The continuing hot, sticky conditions on the lovely greenhouse Court Simonne Mathieu should have benefitted him, but Mensik, who'd been at the centre of such alarming scenes on Wednesday, unable to get up off the clay for several minutes, proved much the stronger.
Not to start with, though. The rested de Minaur, with only one three-set match in his legs all week following his second-round walkover, began like a demon.
With an immediate break, he went on an extraordinary run of 16-straight points with the Czech, a step off the pace and sluggish, coughing up 11 errors as he won just five points in the entire 19-minute first-set thrashing.
"I've always felt like I'm that guy, a dog with a bone, just won't let go, won't stop until the very end. Today I don't really understand what changed - I just let him back in," sighed de Minaur.
That, though, isn't the whole story. The Czech re-emerged after the end-of-set break super-charged, hitting more cleanly, scuttling around more convincingly to win a 21-stroke point to help earn a second-game break and starting to bully the Australian with his superior power and accuracy, a familiar scenario.

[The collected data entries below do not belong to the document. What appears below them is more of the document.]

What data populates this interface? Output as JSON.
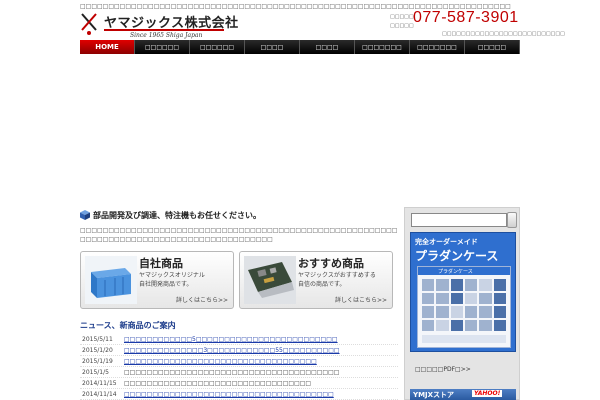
{
  "header": {
    "tagline": "□□□□□□□□□□□□□□□□□□□□□□□□□□□□□□□□□□□□□□□□□□□□□□□□□□□□□□□□□□□□□□□□□□□□□□□□□□□□",
    "company_name": "ヤマジックス株式会社",
    "since": "Since 1965 Shiga Japan",
    "phone_caption": "□□□□□ □□□□□",
    "phone_number": "077-587-3901",
    "sub_text": "□□□□□□□□□□□□□□□□□□□□□□□□□□"
  },
  "nav": {
    "items": [
      {
        "label": "HOME"
      },
      {
        "label": "□□□□□□"
      },
      {
        "label": "□□□□□□"
      },
      {
        "label": "□□□□"
      },
      {
        "label": "□□□□"
      },
      {
        "label": "□□□□□□□"
      },
      {
        "label": "□□□□□□□"
      },
      {
        "label": "□□□□□"
      }
    ]
  },
  "intro": {
    "title": "部品開発及び調達、特注機もお任せください。",
    "text": "□□□□□□□□□□□□□□□□□□□□□□□□□□□□□□□□□□□□□□□□□□□□□□□□□□□□□□□□□□□□□□□□□□□□□□□□□□□□□□□□□□□□□□□□□□"
  },
  "cards": [
    {
      "title": "自社商品",
      "desc_1": "ヤマジックスオリジナル",
      "desc_2": "自社開発商品です。",
      "link": "詳しくはこちら>>"
    },
    {
      "title": "おすすめ商品",
      "desc_1": "ヤマジックスがおすすめする",
      "desc_2": "自信の商品です。",
      "link": "詳しくはこちら>>"
    }
  ],
  "news": {
    "heading": "ニュース、新商品のご案内",
    "items": [
      {
        "date": "2015/5/11",
        "title": "□□□□□□□□□□□□5□□□□□□□□□□□□□□□□□□□□□□□□□"
      },
      {
        "date": "2015/1/20",
        "title": "□□□□□□□□□□□□□□3□□□□□□□□□□□□55□□□□□□□□□□"
      },
      {
        "date": "2015/1/19",
        "title": "□□□□□□□□□□□□□□□□□□□□□□□□□□□□□□□□□□"
      },
      {
        "date": "2015/1/5",
        "title": "□□□□□□□□□□□□□□□□□□□□□□□□□□□□□□□□□□□□□□"
      },
      {
        "date": "2014/11/15",
        "title": "□□□□□□□□□□□□□□□□□□□□□□□□□□□□□□□□□"
      },
      {
        "date": "2014/11/14",
        "title": "□□□□□□□□□□□□□□□□□□□□□□□□□□□□□□□□□□□□□"
      }
    ]
  },
  "sidebar": {
    "banner_top": "完全オーダーメイド",
    "banner_main": "プラダンケース",
    "catalog_title": "プラダンケース",
    "pdf_link": "□□□□□PDF□>>",
    "store_text": "YMJXストア",
    "store_badge": "YAHOO!"
  },
  "colors": {
    "brand_red": "#c00000",
    "nav_dark": "#000000",
    "banner_blue": "#2f6fcf",
    "link_blue": "#1a3aa8"
  }
}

De Minaur was suddenly being hurried into errors - 17 in the second set - as he lost seven games in a row across the second and third stanzas.
Mensik, the 26th seed who was the last man to defeat Sinner before the world No.1's capitulation here to Juan Manuel Cerundolo, went on another five-game hot streak, racing through the third set and breaking for a 3-0 lead in the fourth.
De Minaur, uncharacteristically, hurled his racquet into the clay and smashed it, earning a code violation, after Mensik had put away a telling volley at 4-2. It seemed to sum up his helplessness and the Czech soon put him out of his misery after two hours 25 minutes.
It left Daria Kasatkina as the only Australian left in the singles draws, and she's the longest of shots against world No.1 Aryna Sabalenka on Court Suzanne Lenglen.
De Minaur isn't sure if he'll now take a break from tennis for a reset, as he did after Roland Garros last year, or try to play himself out of the latest slump on his preferred grass circuit.
"I don't need more reasons to be disappointed in myself. Right now I'm pretty gutted. There's many reasons why I'm disappointed in myself and many reasons why I feel like I should have been better today and should have found a way.
"I'm in a weird stage at the moment where I have put in a lot, and recently I haven't felt like I've gotten a lot back. I really don't know what the solution is."